The state is now embroiled in lawsuits with its primary vendor, Oracle, and current and former Oregon officials are the subject of congressional and other federal investigations. Depending upon the outcome of those investigations, Congress could demand that the state to pay back the $300 million it spent on a project that numerous reports show was fraught with mismanagement and political maneuverings.

Oregon began with an ambitious agenda: Flush with federal grants, it not only planned to create its own state health care exchange – the “Cover Oregon” portal through which people could shop for and purchase subsidized health insurance – but also to fully modernize the information technology infrastructure for all of its health care programs.

But the scope of the management project overwhelmed state officials from the beginning.

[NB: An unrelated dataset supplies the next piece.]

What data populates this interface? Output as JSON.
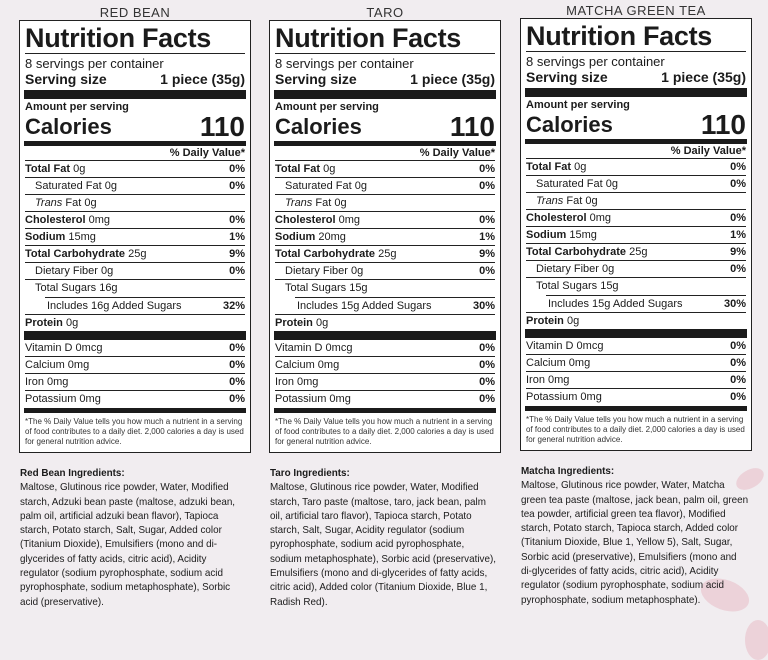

Partly to blame: The Kitzhaber administration put health policy experts rather than IT specialists in charge of the complex technology project. Further, there were poisonous internal bureaucratic battles over control of the high-profile project.

SOURCE: Grace-Marie Turner, Forbes


SUPREME COURT RULES PROVIDERS CAN’T SUE FOR HIGHER PAYMENTS

A landmark Supreme Court ruling Tuesday made it clear that private medical providers cannot sue individual states in an attempt to raise Medicaid reimbursement rates.

In the case, Armstrong v. Exceptional Child Center, justices ruled 5–4 in favor of the state of Idaho, which a group of residential care service providers alleged had unfairly kept Medicaid reimbursement rates at 2006 levels despite studies showing that the cost of care had gone up. Lower courts had sided with the plaintiffs and required Idaho to increase reimbursements by $12 million in 2013.

But the highest court disagreed with the plaintiffs’ argument that the Constitution’s Supremacy Clause allows federal law to supersede contradictory state laws. The clause “instructs courts what to do when state and federal law clash, but is silent regarding who may enforce federal laws in court, and in what circumstances they may do so,” Justice Antonin Scalia wrote in the majority opinion.

In a dissenting opinion, Justice Sonia Sotomayor argued that Medicaid law was not intended to prevent private lawsuits.

The majority opinion states that providers must ask the federal government to intervene on their behalf if they feel Medicaid reimbursement rates are too low, a ruling that the Associated Press wrote strikes “a blow to many doctors and healthcare companies that complain Medicaid reimbursement rates are so low, they often lose money seeing patients participating in the program.”

Indeed, in a court brief filed in support of the plaintiffs, the American Hospital Association and the Federation of American Hospitals noted that the cost of providing care to Medicaid beneficiaries in 2012 exceeded reimbursements by $13.7 billion. Furthermore, Medicaid payments to primary care physicians were expected to drop more than 40 percent in 2015, FiercePracticeManagement reported, and providers in states that have refused to expand Medicaid are likely to fare the worst.